After the Disaster

Reclaiming the Culture of the Gulf Coast

Hurricane Katrina was a disaster of almost unimaginable proportions. More than a year after the rains, winds, and floods upended -- and indeed ended -- the lives of so many people along the Gulf coasts of Alabama, Florida, Louisiana, Mississippi, and Texas, it is clear that much remains to be done to restore these devastated regions.

It is also clear that there are motivated, dedicated people working to restore and preserve the artistic resources that are the cultural hallmarks of America's Gulf Coast.

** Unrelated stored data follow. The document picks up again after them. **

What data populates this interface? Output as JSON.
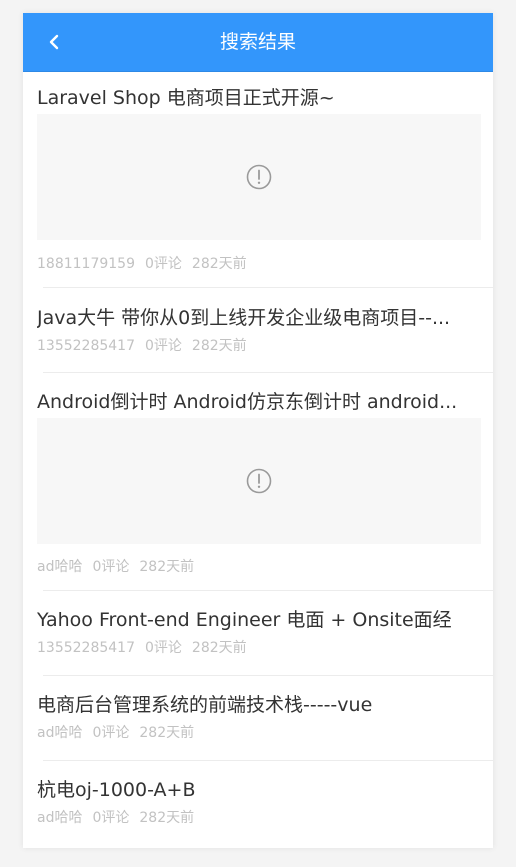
{
  "header": {
    "title": "搜索结果",
    "back_icon": "chevron-left-icon"
  },
  "colors": {
    "header_bg": "#3396fb",
    "title_text": "#333333",
    "meta_text": "#c2c2c2"
  },
  "items": [
    {
      "title": "Laravel Shop 电商项目正式开源~",
      "has_image": true,
      "image_icon": "alert-circle-icon",
      "author": "18811179159",
      "comments": "0评论",
      "time": "282天前"
    },
    {
      "title": "Java大牛 带你从0到上线开发企业级电商项目--...",
      "has_image": false,
      "author": "13552285417",
      "comments": "0评论",
      "time": "282天前"
    },
    {
      "title": "Android倒计时 Android仿京东倒计时 android...",
      "has_image": true,
      "image_icon": "alert-circle-icon",
      "author": "ad哈哈",
      "comments": "0评论",
      "time": "282天前"
    },
    {
      "title": "Yahoo Front-end Engineer 电面 + Onsite面经",
      "has_image": false,
      "author": "13552285417",
      "comments": "0评论",
      "time": "282天前"
    },
    {
      "title": "电商后台管理系统的前端技术栈-----vue",
      "has_image": false,
      "author": "ad哈哈",
      "comments": "0评论",
      "time": "282天前"
    },
    {
      "title": "杭电oj-1000-A+B",
      "has_image": false,
      "author": "ad哈哈",
      "comments": "0评论",
      "time": "282天前"
    }
  ]
}
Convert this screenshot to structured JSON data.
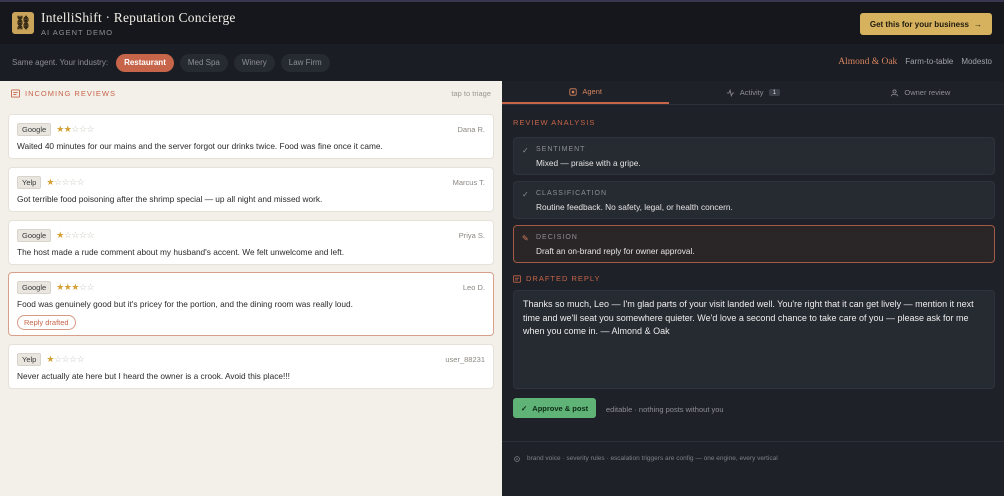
{
  "header": {
    "logo_glyph": "⛓",
    "title": "IntelliShift · Reputation Concierge",
    "subtitle": "AI AGENT DEMO",
    "cta_label": "Get this for your business",
    "cta_arrow": "→"
  },
  "industry_bar": {
    "label": "Same agent. Your industry:",
    "chips": [
      "Restaurant",
      "Med Spa",
      "Winery",
      "Law Firm"
    ],
    "active_chip": "Restaurant",
    "business_name": "Almond & Oak",
    "business_type": "Farm-to-table",
    "business_city": "Modesto"
  },
  "incoming": {
    "icon": "inbox-icon",
    "label": "INCOMING REVIEWS",
    "hint": "tap to triage",
    "reviews": [
      {
        "source": "Google",
        "rating": 2,
        "author": "Dana R.",
        "text": "Waited 40 minutes for our mains and the server forgot our drinks twice. Food was fine once it came.",
        "tag": ""
      },
      {
        "source": "Yelp",
        "rating": 1,
        "author": "Marcus T.",
        "text": "Got terrible food poisoning after the shrimp special — up all night and missed work.",
        "tag": ""
      },
      {
        "source": "Google",
        "rating": 1,
        "author": "Priya S.",
        "text": "The host made a rude comment about my husband's accent. We felt unwelcome and left.",
        "tag": ""
      },
      {
        "source": "Google",
        "rating": 3,
        "author": "Leo D.",
        "text": "Food was genuinely good but it's pricey for the portion, and the dining room was really loud.",
        "tag": "Reply drafted"
      },
      {
        "source": "Yelp",
        "rating": 1,
        "author": "user_88231",
        "text": "Never actually ate here but I heard the owner is a crook. Avoid this place!!!",
        "tag": ""
      }
    ]
  },
  "right": {
    "tabs": {
      "agent": "Agent",
      "activity": "Activity",
      "activity_count": "1",
      "owner": "Owner review"
    },
    "analysis_label": "REVIEW ANALYSIS",
    "sentiment_title": "SENTIMENT",
    "sentiment_value": "Mixed — praise with a gripe.",
    "classification_title": "CLASSIFICATION",
    "classification_value": "Routine feedback. No safety, legal, or health concern.",
    "decision_title": "DECISION",
    "decision_value": "Draft an on-brand reply for owner approval.",
    "drafted_label": "DRAFTED REPLY",
    "draft_text": "Thanks so much, Leo — I'm glad parts of your visit landed well. You're right that it can get lively — mention it next time and we'll seat you somewhere quieter. We'd love a second chance to take care of you — please ask for me when you come in. — Almond & Oak",
    "approve_label": "Approve & post",
    "approve_note": "editable · nothing posts without you",
    "footer_note": "brand voice · severity rules · escalation triggers are config — one engine, every vertical"
  },
  "colors": {
    "accent": "#c7654a",
    "gold": "#d6b25e",
    "approve": "#5fb376",
    "star": "#d3a033"
  }
}
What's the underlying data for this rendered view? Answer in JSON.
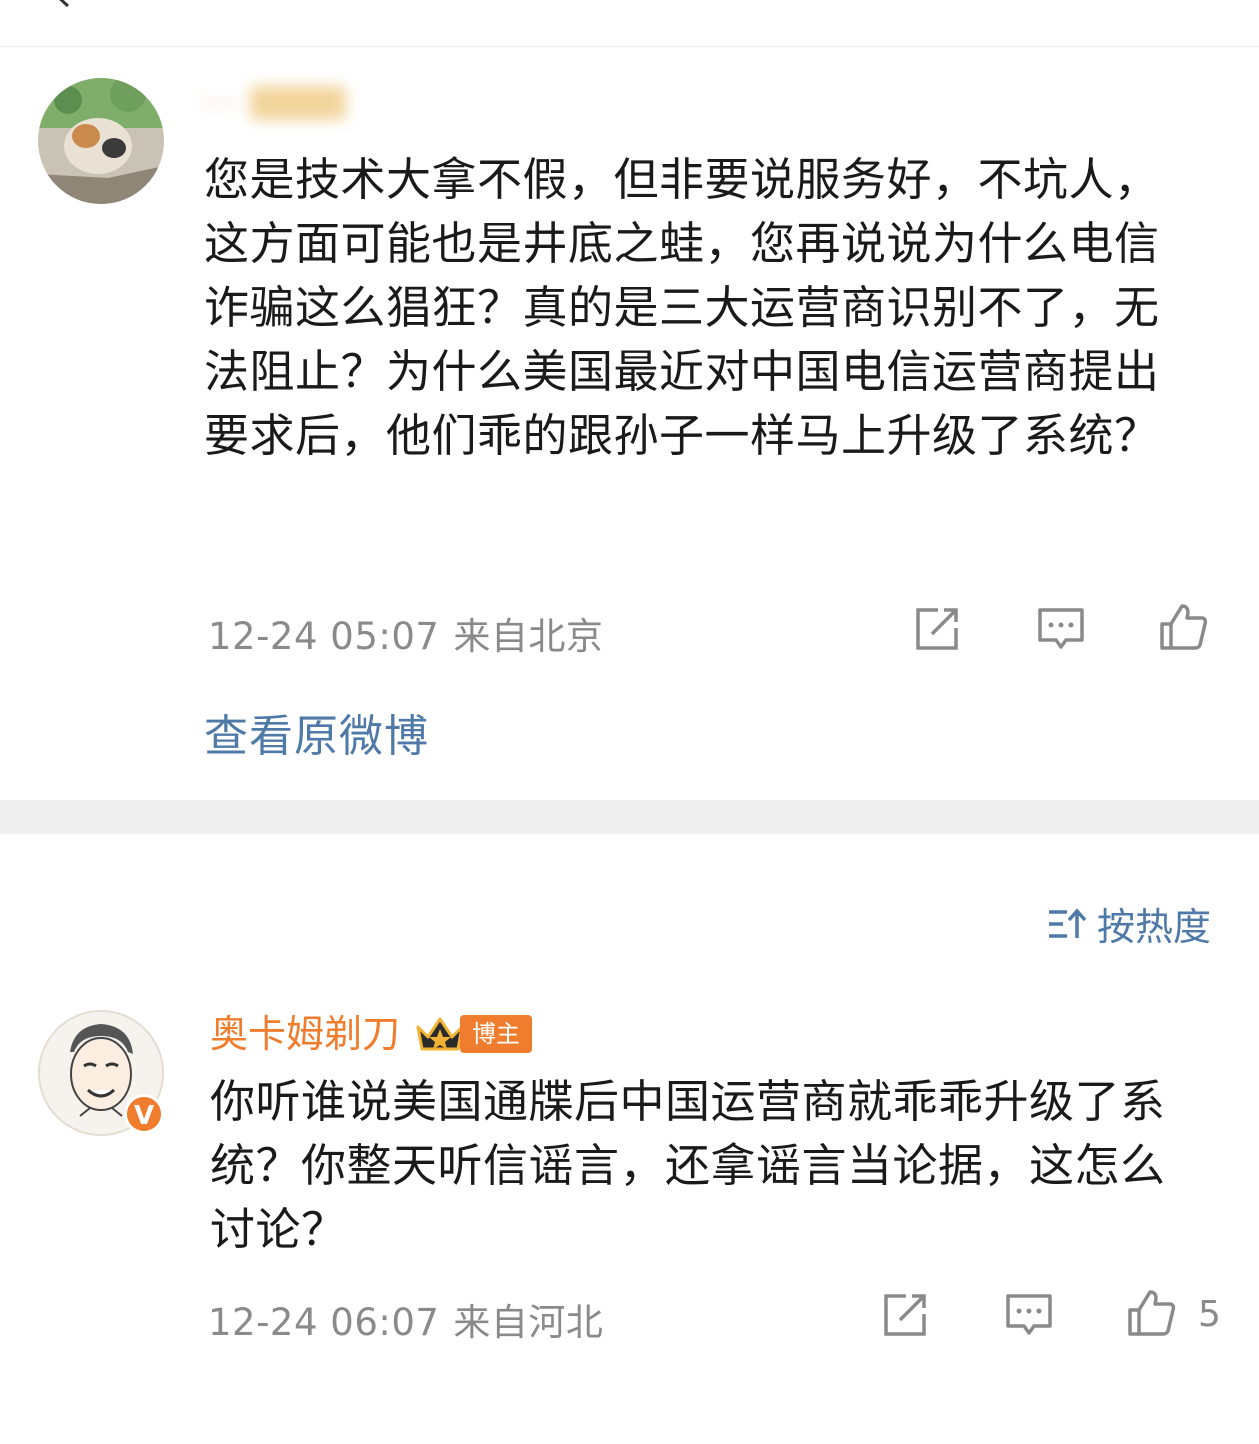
{
  "comment1": {
    "username": "···",
    "text": "您是技术大拿不假，但非要说服务好，不坑人，这方面可能也是井底之蛙，您再说说为什么电信诈骗这么猖狂？真的是三大运营商识别不了，无法阻止？为什么美国最近对中国电信运营商提出要求后，他们乖的跟孙子一样马上升级了系统？",
    "time": "12-24 05:07",
    "location": "来自北京"
  },
  "view_original_label": "查看原微博",
  "sort": {
    "label": "按热度"
  },
  "comment2": {
    "username": "奥卡姆剃刀",
    "badge_label": "博主",
    "verified_mark": "V",
    "text": "你听谁说美国通牒后中国运营商就乖乖升级了系统？你整天听信谣言，还拿谣言当论据，这怎么讨论？",
    "time": "12-24 06:07",
    "location": "来自河北",
    "like_count": "5"
  },
  "icons": {
    "back": "back-arrow-icon",
    "share": "share-icon",
    "comment": "comment-icon",
    "like": "like-icon",
    "sort": "sort-icon",
    "crown": "crown-icon"
  },
  "colors": {
    "accent_orange": "#f07d2e",
    "link_blue": "#4f7aa8",
    "meta_gray": "#8a8a8a"
  }
}
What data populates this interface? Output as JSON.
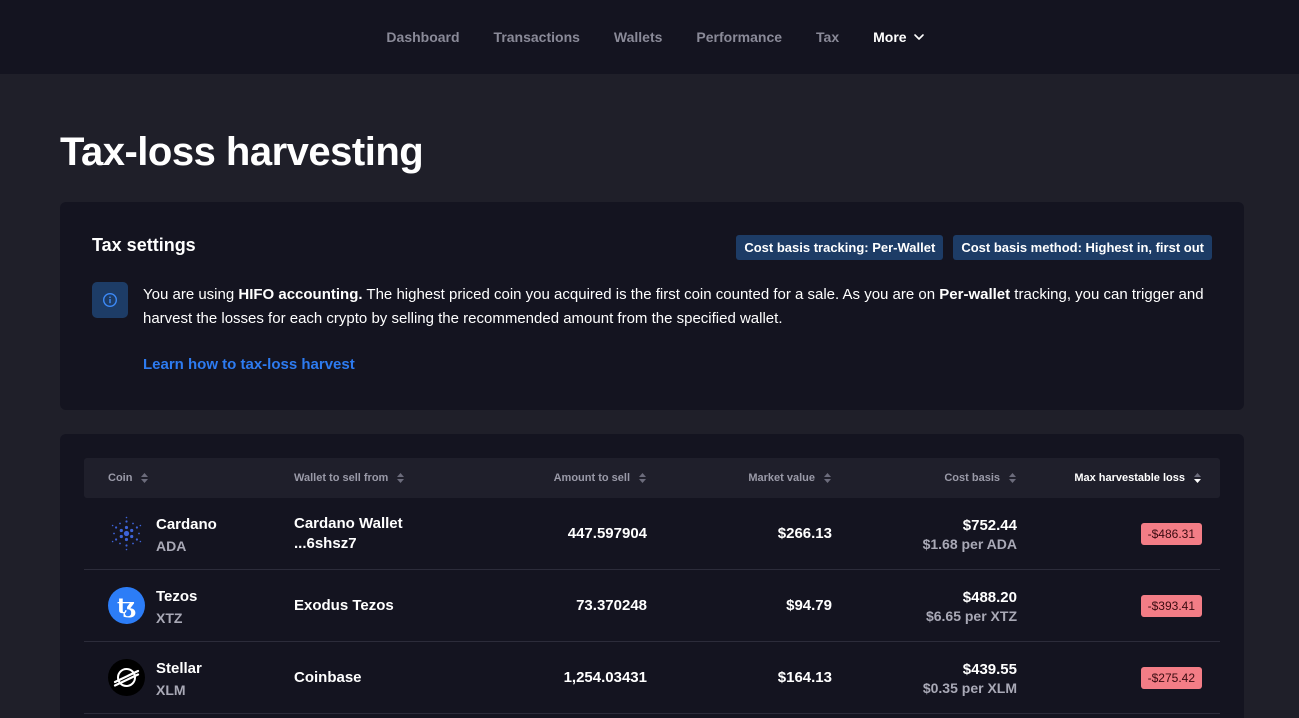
{
  "nav": {
    "items": [
      "Dashboard",
      "Transactions",
      "Wallets",
      "Performance",
      "Tax"
    ],
    "more_label": "More"
  },
  "page_title": "Tax-loss harvesting",
  "settings": {
    "title": "Tax settings",
    "badge_tracking": "Cost basis tracking: Per-Wallet",
    "badge_method": "Cost basis method: Highest in, first out",
    "info_lead": "You are using ",
    "info_bold1": "HIFO accounting.",
    "info_mid": " The highest priced coin you acquired is the first coin counted for a sale. As you are on ",
    "info_bold2": "Per-wallet",
    "info_tail": " tracking, you can trigger and harvest the losses for each crypto by selling the recommended amount from the specified wallet.",
    "learn_link": "Learn how to tax-loss harvest"
  },
  "table": {
    "headers": {
      "coin": "Coin",
      "wallet": "Wallet to sell from",
      "amount": "Amount to sell",
      "market": "Market value",
      "cost": "Cost basis",
      "loss": "Max harvestable loss"
    },
    "rows": [
      {
        "icon": "cardano-icon",
        "name": "Cardano",
        "ticker": "ADA",
        "wallet_line1": "Cardano Wallet",
        "wallet_line2": "...6shsz7",
        "amount": "447.597904",
        "market_value": "$266.13",
        "cost_basis": "$752.44",
        "cost_per": "$1.68 per ADA",
        "loss": "-$486.31"
      },
      {
        "icon": "tezos-icon",
        "name": "Tezos",
        "ticker": "XTZ",
        "wallet_line1": "Exodus Tezos",
        "wallet_line2": "",
        "amount": "73.370248",
        "market_value": "$94.79",
        "cost_basis": "$488.20",
        "cost_per": "$6.65 per XTZ",
        "loss": "-$393.41"
      },
      {
        "icon": "stellar-icon",
        "name": "Stellar",
        "ticker": "XLM",
        "wallet_line1": "Coinbase",
        "wallet_line2": "",
        "amount": "1,254.03431",
        "market_value": "$164.13",
        "cost_basis": "$439.55",
        "cost_per": "$0.35 per XLM",
        "loss": "-$275.42"
      }
    ]
  },
  "colors": {
    "background": "#1f1f29",
    "card": "#141420",
    "badge": "#1d3c66",
    "link": "#2d7bf0",
    "loss_badge": "#f37d86"
  }
}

Within days following the hurricane and the floods, arts advocates were mobilizing for recovery efforts. Coincidentally -- and fortuitously -- hundreds of people from state arts agencies across the country were gathered in Boise, Idaho, in September 2005 for the annual conference of the National Assembly of State Arts Agencies. It was there that we began gathering information on what was lost and how the National Endowment for the Arts (NEA) could help.

In many cases, infrastructures and organizational capacity were wiped out, leaving many artists and arts organizations unable to accurately assess their losses, let alone map out plans for the future. In many cases, bad situations turned worse when Hurricanes Rita andWilma came calling only months later. Still, in an amazing show of fortitude, people put one foot in front of the other and moved forward to reclaim their culture and traditions -- without which, the economies, not to mention the personalities, of these communities could never be expected to recover fully.

NEA staff immediately traveled to the region to get firsthand assessments and testimonies to the artistic and cultural needs and in fewer than six months, the NEA invested more than $700,000 in direct grants and support to the Gulf Coast.

Recently, I was able to see some of the results of that investment. And while it's gratifying to see what a relatively small amount of money could do, it was even more inspiring to see what committed people can do.

This issue of NEA Arts is dedicated to the arts and culture of the Gulf Coast and the people working so hard to help them flourish once again.